Hey sweet friends! I hope you are having a great day!
Today I’m doing something different, something bold, something I’ve been keeping stored up inside for way too long.
I have a lot to share with you all…and it’s not just decorating. It’s life. It’s joy. It’s pain. And it’s real. I’ve not been all the way honest with you, my readers. Over the past three years, I’ve not given you all of me.
So here, today, I’m coming out of my comfort zone and sharing my heart as it is. That’s all I have. Just me.
For some reason, I feel that I may have portrayed something I’m not, here on my blog. That I’ve made it seem life here is always a clean house, homemade meals and flea market shopping.
Yes, maybe. Maybe from the outside looking in, my home always seems clean & organized. Maybe it doesn’t appear that I have three kids, two dogs, and a husband living with me in our little wanna-be farmhouse. When I post photos here on my blog, I usually share seasonal decorating or new vintage items, sometimes even a recipe. But I want you to know that WE live here. We make messes, play with toys, we make memories. We do puzzles, homework, bake cookies, and our puppy has had accidents on our floor. We are a real, happy, busy, normal family. (well, normal could be argued, LOL)
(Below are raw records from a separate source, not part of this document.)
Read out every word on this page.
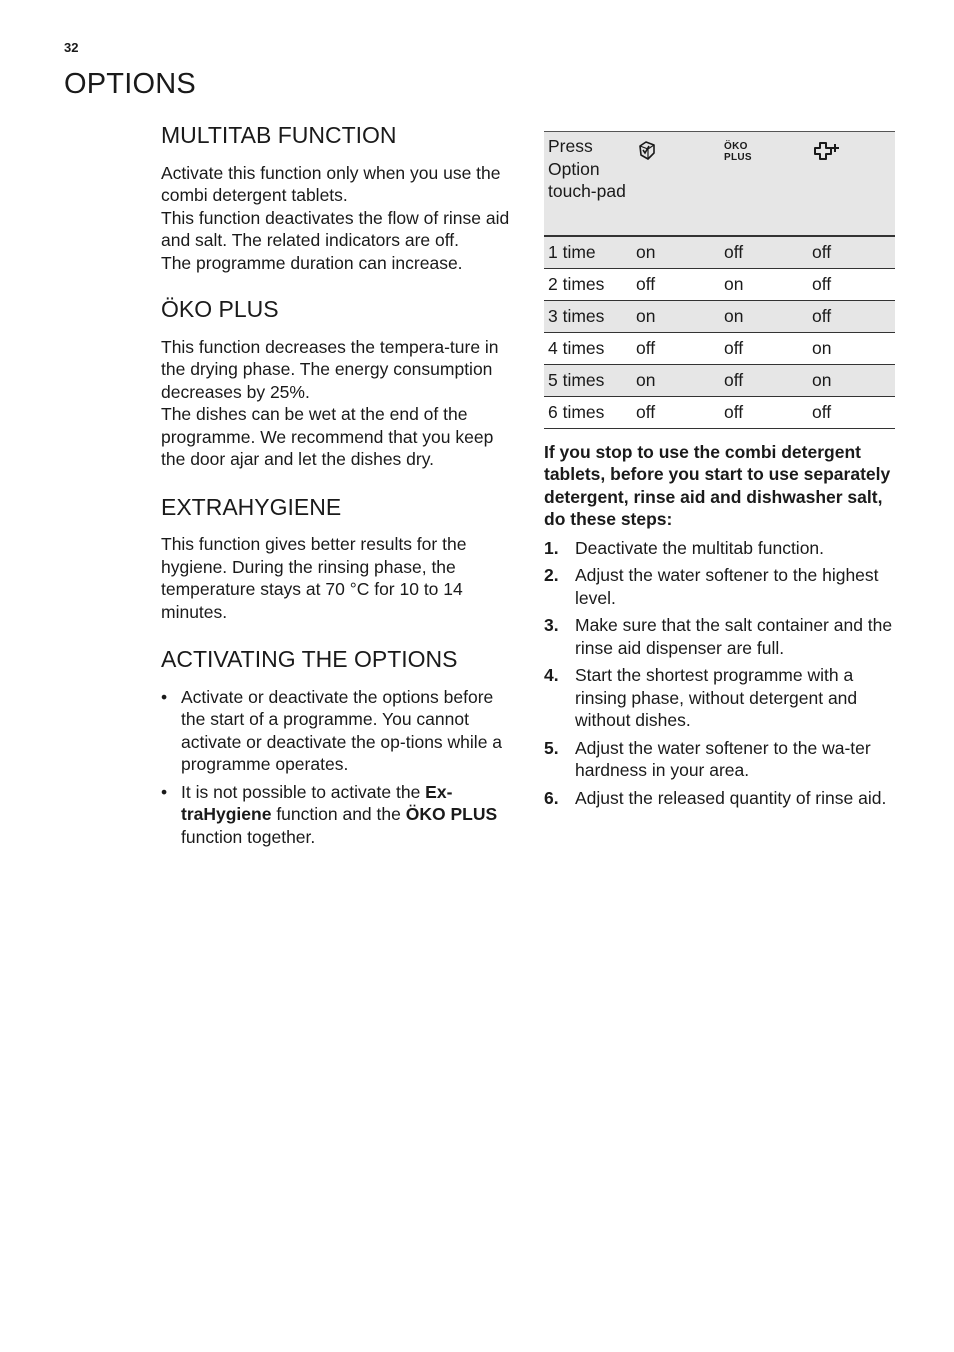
32
OPTIONS
MULTITAB FUNCTION

Activate this function only when you use the combi detergent tablets.

This function deactivates the flow of rinse aid and salt. The related indicators are off.

The programme duration can increase.

ÖKO PLUS

This function decreases the tempera-ture in the drying phase. The energy consumption decreases by 25%.

The dishes can be wet at the end of the programme. We recommend that you keep the door ajar and let the dishes dry.

EXTRAHYGIENE

This function gives better results for the hygiene. During the rinsing phase, the temperature stays at 70 °C for 10 to 14 minutes.

ACTIVATING THE OPTIONS
• Activate or deactivate the options before the start of a programme. You cannot activate or deactivate the op-tions while a programme operates.
• It is not possible to activate the Ex-traHygiene function and the ÖKO PLUS function together.
Press Option touch-pad		ÖKO
PLUS	
1 time	on	off	off
2 times	off	on	off
3 times	on	on	off
4 times	off	off	on
5 times	on	off	on
6 times	off	off	off

If you stop to use the combi detergent tablets, before you start to use separately detergent, rinse aid and dishwasher salt, do these steps:

1. Deactivate the multitab function.
2. Adjust the water softener to the highest level.
3. Make sure that the salt container and the rinse aid dispenser are full.
4. Start the shortest programme with a rinsing phase, without detergent and without dishes.
5. Adjust the water softener to the wa-ter hardness in your area.
6. Adjust the released quantity of rinse aid.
I certainly don’t want to leave you with the image that all is perfect here. I want to be approachable. I want to be real. I want to be me. I want you to see all of my life…the good, the messy, the funny and the pretty.
And guess what? I chose blogging as my creative outlet. I fell in love with blogging the first time I pushed the publish button. Not because of photos or comments. But because of YOU. Each of you have blessed my heart tremendously in some way. Your sweet words of encouragement and inspiration have made me keep pushing the publish button. But you know what else? Ever so often, I have had someone write a heartbreaking comment…you know the one. The one comment that stings a little. Or a lot. The one nasty comment that makes you contemplate pushing the delete button. And every time these negative thoughts sneak in, I remind myself exactly WHAT I’M HERE FOR:
I’m here to bring glory to God. I’m here to share HIS love. I want HIM to work through me and my simple life. So, my revelation is this:
It’s not about how clean my home is or my photography skills. It’s certainly not about decorating. It’s about using my art to please and glorify the Lord. What is my art you may ask? My art is what makes me come alive!! My art is my life. When I’m with my family, I come alive. When I’m writing, decorating, setting a table, or behind my camera, I come alive. Hosting a Barn Sale, cooking and gardening also make me come alive. And then to be able to share my life with all of you…well, that’s what matters most… That I use my life’s art to grow the Kingdom of God.
I’m reading an awesome book right now. It’s titled A Million Little Ways, by Emily P. Freeman. Thanks, Emily, for writing this book! Because, oh boy has it helped to clarify some life questions I’ve been having lately. You see, as I’ve “blossomed” into my 40’s…I have asked God many questions during our conversations. Like, have I missed the boat? Have I accomplished what you’ve set before me? Am I becoming all that you wanted? Have I made a difference? Did I make connections? Have I given love freely?
I believe I’m hearing Him answer my questions lately. That He is giving me permission to do the things I love. That whatever I “DO”…do it with love, for HIM. And I create, because He created me and my life’s art pleases HIM. That my dreams mean something to Him. And that I should go after those dreams WITH NO FEAR. And that this is just the beginning :)
And oh how I LOVE His answer. What freedom! What joy!
So, here’s what you’ll get from me…
I’m not changing anything. Except that now, I’m not holding back. I’m not leaving thoughts shut up in my heart so others will not know of the truth. The truth of my Jesus…and how He has blessed me, and how He has brought me through deep hurt and loss and heartbreak. How He is all that I need. And how thankful and happy my heart is to really know who I am in Him. That He thinks I’m beautiful. And He loves me even when my house is messy, my carpet is stained, and my photos are out-of-focus :)
And now I want to thank you. Thanks for being here with me. Thanks for reading what I write. And for loving me anyway :)
And lastly, I want to ask you a question…
What is your life’s art? What makes you come alive? Can you give yourself the freedom to live it? What are you here for?